Прохор, как в громе, как в молнии, весь оцепенел и с сладостным криком бросился целовать ее обольстительные ноги:
– Анфиса! Анфиса!.. Судьба моя...
Мох пушист и мягок, хвои пахучи, и филин где-то близко ухал до утра...
– Эге ж! Дрыхнешь ловко, – сказал черкес, дымя трубкой. – Гусь бил, нет? Кого убил?
Он сидел в его ногах.
Прохор дико, порывисто ошарил глазами все углы избушки.
– А где ружье? Винчехор?
– Я не брал его... Кажется, не брал...
– Эге ж. Цх!
– Давно ли ты здесь? – спросил Прохор, виляя голосом.
Ибрагим молчал. Прохор хотел спросить про Анфису – не застал ли он ее здесь? Но было стыдно: вдруг – сон, вдруг Анфисы не было здесь вовсе... Да и вообще стыдно как-то и тоскливо на душе, словно он в запальчивости убил человека. Черт возьми, должно быть, сон... Однако бутылка была пуста. Ибрагим все еще молчит, но что-то знает; прищелкивает языком, подмаргивает. Лукавый этот Ибрагим. Черт возьми! Почему он молчит?
– Давай лодка смолить, – сказал черкес.
– Нет.
И они пошли домой. Пели птицы, зеленела трава. Горело солнце.
– Фу, жара! Вот так весна нынче! – сказал Прохор.
Ему не хватало воздуха, кружилась голова, было душно.

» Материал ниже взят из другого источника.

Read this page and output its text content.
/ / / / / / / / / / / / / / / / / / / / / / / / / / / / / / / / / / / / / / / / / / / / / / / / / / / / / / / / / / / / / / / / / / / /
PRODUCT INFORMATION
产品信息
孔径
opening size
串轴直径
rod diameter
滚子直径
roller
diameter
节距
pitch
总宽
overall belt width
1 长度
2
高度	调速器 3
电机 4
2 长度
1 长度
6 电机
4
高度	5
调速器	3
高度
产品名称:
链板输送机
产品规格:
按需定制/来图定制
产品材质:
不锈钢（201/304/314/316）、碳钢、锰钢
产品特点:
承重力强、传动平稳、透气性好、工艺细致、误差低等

Шли звериной тропой. Он чуть приотстал от Ибрагима, вынул голубую Анфисину подвязку с простенькими застежками и, крадучись, поцеловал.
– Худо, Прошка, – сказал черкес, поравнявшись с ним. – Твой ружье Илья отцу принес. «Где брал?» – «У Анфис».
Прохор, как врытый, враз остановился.
– Когда отец приехал?
– Ночь. Ты, Прошка, с отцом потише. Не шуми. Чистый зверь. Убьет.